Emma Codd is Managing Partner for Talent at Deloitte. In this guest blog post, Emma shares what Deloitte has learnt from publishing their gender pay gap data.
We believe that publishing our gender pay gap data has been a positive step in our focus on achieving gender balance in our firm. We published our gender pay gap data in July this year under the new government regulations, but have been regularly publishing our data since 2015.
We have long been clear that for our firm achieving gender balance requires a consistent focus on culture and meaningful targeted interventions designed to address specific ‘pain points’. We have also been clear that we need to be transparent, both in terms of our challenges and our plans to deal with these challenges. Transparency around our gender pay gap is thus a critical part of our approach and we have been a vocal supporter of the regulations and the benefits of publishing.
Below we set out some of the lessons we have learned during the process of publishing our gender pay gap; while each organisation is different, and will have its own challenges when it comes to achieving gender parity, we hope that companies can learn from our experience and get the most out of their own report.
Examine your data
The picture the data provides is critical – while you need to make sure you have the right processes in place to confirm the data’s accuracy, it is also equally important to analyse the data to really understand what the figures say about your organisation. Our data overwhelmingly confirmed that Deloitte’s gender pay and bonus gaps are due to the disproportionate number of men in senior positions; however, it also told us some things we had not previously realised, in particular that more of our women than men avail themselves of some of our salary sacrifice benefits (in particular purchasing extra holiday).

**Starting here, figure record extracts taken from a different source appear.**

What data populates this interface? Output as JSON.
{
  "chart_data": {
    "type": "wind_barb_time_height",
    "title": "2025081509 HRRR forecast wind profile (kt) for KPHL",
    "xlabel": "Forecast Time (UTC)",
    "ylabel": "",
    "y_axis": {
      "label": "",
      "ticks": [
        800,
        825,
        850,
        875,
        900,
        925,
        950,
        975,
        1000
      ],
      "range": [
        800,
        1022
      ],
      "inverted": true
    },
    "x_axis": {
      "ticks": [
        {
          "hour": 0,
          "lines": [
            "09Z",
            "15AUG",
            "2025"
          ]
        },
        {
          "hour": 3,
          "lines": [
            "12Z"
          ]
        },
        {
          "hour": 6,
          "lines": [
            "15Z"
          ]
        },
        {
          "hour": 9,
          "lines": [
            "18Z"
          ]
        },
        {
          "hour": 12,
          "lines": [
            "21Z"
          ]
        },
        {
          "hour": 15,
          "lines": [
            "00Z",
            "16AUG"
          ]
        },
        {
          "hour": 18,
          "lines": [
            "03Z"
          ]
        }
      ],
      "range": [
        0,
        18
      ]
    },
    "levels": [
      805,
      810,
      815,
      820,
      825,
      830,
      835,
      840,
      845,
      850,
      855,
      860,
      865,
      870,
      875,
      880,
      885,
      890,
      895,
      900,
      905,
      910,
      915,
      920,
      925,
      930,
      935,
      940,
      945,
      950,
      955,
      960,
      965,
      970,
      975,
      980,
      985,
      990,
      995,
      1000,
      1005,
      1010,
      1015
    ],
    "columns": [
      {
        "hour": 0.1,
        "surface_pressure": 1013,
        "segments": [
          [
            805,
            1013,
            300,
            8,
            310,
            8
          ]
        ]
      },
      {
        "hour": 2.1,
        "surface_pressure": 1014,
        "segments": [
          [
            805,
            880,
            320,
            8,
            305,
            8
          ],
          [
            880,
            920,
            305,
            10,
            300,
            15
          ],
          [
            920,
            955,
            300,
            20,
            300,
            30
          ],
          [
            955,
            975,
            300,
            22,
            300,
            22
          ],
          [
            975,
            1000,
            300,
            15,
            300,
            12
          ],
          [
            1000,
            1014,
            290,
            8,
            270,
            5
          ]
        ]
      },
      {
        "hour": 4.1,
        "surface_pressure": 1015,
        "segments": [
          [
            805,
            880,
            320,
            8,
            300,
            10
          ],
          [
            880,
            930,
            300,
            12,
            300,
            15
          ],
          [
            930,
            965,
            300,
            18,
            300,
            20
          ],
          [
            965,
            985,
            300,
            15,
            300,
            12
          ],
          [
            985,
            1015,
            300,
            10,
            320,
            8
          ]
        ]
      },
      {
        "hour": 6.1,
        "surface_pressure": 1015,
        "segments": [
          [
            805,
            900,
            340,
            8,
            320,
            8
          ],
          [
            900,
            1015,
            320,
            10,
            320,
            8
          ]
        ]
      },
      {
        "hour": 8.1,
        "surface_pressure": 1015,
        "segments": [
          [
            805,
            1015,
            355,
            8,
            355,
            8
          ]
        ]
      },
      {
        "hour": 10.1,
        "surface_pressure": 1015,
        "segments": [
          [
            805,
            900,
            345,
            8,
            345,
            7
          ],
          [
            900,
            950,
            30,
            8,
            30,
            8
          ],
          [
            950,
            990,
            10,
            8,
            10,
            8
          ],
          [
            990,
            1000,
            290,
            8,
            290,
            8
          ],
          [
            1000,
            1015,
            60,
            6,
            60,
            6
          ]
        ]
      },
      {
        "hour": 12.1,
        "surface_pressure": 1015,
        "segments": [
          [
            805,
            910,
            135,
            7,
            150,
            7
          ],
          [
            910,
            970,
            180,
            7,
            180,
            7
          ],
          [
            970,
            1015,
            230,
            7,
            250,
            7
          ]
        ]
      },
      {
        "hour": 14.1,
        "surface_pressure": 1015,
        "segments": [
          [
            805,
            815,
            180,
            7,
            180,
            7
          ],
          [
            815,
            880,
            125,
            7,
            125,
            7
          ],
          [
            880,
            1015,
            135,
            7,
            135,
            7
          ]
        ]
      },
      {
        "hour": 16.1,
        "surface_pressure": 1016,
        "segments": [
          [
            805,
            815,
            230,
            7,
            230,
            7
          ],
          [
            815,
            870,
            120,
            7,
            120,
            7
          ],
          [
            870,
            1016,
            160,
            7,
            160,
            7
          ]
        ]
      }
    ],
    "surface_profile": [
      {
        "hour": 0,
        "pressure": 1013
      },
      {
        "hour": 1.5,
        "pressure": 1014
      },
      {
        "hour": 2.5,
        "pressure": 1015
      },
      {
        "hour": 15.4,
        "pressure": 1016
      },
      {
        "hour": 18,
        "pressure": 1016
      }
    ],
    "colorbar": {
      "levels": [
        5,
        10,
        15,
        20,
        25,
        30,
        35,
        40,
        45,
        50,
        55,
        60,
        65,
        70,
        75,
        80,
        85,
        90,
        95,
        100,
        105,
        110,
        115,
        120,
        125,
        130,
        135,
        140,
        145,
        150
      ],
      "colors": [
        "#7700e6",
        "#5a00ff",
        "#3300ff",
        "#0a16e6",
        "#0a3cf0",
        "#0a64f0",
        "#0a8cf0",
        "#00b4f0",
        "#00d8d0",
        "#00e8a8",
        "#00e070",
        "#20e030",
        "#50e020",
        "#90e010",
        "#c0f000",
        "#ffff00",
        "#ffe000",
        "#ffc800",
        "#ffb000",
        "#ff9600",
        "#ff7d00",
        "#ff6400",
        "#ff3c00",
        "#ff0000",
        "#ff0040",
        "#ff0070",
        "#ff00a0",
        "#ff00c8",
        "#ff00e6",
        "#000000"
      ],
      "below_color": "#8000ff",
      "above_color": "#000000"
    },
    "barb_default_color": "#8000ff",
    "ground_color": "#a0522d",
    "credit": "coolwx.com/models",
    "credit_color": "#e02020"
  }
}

In preparing our report, we wanted to share not only the data that we were required to but also other data that we believe helped added valuable context.

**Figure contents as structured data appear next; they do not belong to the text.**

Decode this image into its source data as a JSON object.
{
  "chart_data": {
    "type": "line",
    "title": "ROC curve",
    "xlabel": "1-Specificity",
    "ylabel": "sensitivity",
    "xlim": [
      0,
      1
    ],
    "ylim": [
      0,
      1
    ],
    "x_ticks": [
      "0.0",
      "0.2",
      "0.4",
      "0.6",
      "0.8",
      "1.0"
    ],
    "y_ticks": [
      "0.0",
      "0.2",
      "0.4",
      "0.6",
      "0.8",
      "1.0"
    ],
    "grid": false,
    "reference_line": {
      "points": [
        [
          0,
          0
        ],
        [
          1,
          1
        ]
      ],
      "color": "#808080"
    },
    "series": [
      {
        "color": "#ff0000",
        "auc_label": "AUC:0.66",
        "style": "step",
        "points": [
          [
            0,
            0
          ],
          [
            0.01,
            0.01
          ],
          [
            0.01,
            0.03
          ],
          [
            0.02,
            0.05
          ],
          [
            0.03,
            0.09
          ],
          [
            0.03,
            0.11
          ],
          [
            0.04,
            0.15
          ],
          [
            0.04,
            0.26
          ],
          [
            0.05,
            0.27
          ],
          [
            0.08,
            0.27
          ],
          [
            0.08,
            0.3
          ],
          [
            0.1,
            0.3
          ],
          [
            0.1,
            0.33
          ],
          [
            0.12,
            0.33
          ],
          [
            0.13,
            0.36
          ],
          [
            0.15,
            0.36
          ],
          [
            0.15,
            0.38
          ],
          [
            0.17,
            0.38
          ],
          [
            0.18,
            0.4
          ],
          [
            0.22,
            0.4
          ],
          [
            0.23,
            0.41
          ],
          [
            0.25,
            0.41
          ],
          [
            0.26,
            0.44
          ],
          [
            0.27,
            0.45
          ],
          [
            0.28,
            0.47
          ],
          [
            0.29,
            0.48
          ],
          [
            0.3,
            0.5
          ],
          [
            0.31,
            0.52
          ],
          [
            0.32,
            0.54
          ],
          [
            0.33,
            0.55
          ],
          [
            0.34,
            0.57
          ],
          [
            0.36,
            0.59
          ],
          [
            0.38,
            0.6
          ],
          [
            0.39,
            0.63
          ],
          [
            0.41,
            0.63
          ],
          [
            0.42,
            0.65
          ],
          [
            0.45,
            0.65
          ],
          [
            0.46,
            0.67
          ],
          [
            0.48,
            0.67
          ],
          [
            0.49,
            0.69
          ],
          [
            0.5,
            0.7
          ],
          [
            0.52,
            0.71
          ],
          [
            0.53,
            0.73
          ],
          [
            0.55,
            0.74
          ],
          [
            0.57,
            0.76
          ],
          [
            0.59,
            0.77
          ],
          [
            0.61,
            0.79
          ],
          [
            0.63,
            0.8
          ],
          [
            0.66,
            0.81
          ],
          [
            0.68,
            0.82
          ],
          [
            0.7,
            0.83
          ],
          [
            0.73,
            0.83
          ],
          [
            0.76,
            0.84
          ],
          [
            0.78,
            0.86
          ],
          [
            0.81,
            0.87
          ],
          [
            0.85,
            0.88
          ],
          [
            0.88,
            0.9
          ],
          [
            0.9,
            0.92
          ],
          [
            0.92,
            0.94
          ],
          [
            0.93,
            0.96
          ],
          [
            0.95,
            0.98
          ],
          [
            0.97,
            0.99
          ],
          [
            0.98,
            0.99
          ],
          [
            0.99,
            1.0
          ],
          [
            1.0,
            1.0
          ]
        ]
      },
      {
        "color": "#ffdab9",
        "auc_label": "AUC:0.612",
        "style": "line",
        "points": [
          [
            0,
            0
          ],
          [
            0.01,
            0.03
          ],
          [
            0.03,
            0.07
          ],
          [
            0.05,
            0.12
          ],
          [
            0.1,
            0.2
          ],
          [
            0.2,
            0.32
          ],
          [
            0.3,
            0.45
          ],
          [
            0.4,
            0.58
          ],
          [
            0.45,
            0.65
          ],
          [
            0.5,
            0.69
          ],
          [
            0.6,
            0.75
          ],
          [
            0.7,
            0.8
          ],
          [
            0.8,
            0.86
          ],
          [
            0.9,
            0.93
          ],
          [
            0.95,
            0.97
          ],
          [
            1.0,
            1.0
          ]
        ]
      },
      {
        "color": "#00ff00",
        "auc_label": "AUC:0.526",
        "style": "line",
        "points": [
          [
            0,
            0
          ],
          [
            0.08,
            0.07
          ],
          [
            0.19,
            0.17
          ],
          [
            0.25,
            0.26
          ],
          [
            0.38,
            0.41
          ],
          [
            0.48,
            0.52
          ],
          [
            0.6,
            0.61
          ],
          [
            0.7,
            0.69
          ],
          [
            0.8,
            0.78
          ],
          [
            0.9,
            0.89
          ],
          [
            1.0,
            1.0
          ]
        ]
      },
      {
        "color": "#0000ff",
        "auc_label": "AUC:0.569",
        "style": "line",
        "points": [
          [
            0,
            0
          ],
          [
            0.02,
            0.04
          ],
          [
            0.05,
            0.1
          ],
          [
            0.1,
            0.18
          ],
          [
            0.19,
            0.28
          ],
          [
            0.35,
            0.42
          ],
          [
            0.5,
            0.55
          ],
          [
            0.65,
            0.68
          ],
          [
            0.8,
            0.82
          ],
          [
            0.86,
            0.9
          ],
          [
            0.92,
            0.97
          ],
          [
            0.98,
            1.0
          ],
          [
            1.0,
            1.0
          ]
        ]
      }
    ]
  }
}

Gender pay gap reporting is also an opportunity to talk about what your organisation has done to improve gender diversity. At Deloitte we have been working hard on our culture and on targeted interventions to address gender diversity at every level of our organisation – so, when we reported our gender pay gap we used it as an opportunity to set out those things that the firm is doing to ensure that we provide an inclusive and respectful working environment in which flexible working is embraced.
We also set out some of the targeted interventions that we have been working on (designed to eradicate certain ‘pain points’), such as: a programme specifically designed to develop and retain high potential female managers, refinements to our recruitment processes, the introduction of an industry-first Return to Work programme (open to all, but aimed at helping senior women return to work after a career break of two years or more); and a Working Parents Transitions Programme designed to ensure a smooth transition to and from parental and adoption leave. These are all making a difference to our gender balance and thus all formed a key part of our wider narrative.
Telling the story – how and when
While telling the story is important, we also believed that it was vital to tell it in a way that is clear and engaging for our existing employees, potential recruits and broader stakeholders. For our voluntary narrative we therefore created a colourful and engaging report, with links to existing infographics, films and case studies – all of these aimed to bring our report to life. It is critical that your people, clients and other stakeholders understand the story you are telling, so ensure that you convey it in the way that best does this – this may be through external or internal communications specialists. Think carefully about the channels, including making best use of your digital and social media.
The timing is also critical - try to publish your data at a time when people can focus on this important issue in a positive way; it is a sensitive topic and your HR team needs to have the bandwidth to be fully engaged, both before and after reporting. We also ensured that the timing of our report worked for our organisation as a whole – we wanted to be an early reporter, but equally we knew that we needed to align with other reporting deadlines across our firm.
Time and coordination
Under the new legislation all companies report the same data, enabling current and potential employees – as well as other stakeholders – to gain a more meaningful insight into companies’ gender pay parity. Do not underestimate the time it will take to prepare your gender pay gap report - you need to allow enough time for your organisation’s reward and management information teams to pull together the relevant data (which may not always be held on a single system), to work out who does and does not count as a relevant employee, and for your communications teams to agree your key internal and external messages – remember that different stakeholder groups will be interested in different aspects of why your gender pay gap exists and what you are doing to address these aspects. We appointed our own assurance team to undertake a full assurance of our gender pay gap data and calculations, all of which took time but gave us comfort that our figures are accurate.
Importantly, we had one person coordinating the whole report development and announcement planning process, working with the various teams across Deloitte. Having a single point person helps ensure consistency and accuracy.
Making the most of it
Here at Deloitte we know we still have a long way to go. We also know that reporting our gender pay gap and being clear on what caused it has played a key part in the progress we have started to make on achieving gender balance. While the required journey for each company will be different, reporting the gender pay gap will play a part in finally eradicating it.
Publishing your gender pay gap data can help to focus minds on the issue. It may prompt your HR department to think about different approaches or it could be the trigger that will spark some real debate at the remuneration committee or board table. Either way, gender pay gap reporting presents an opportunity for organisations to differentiate themselves. Make the most of it.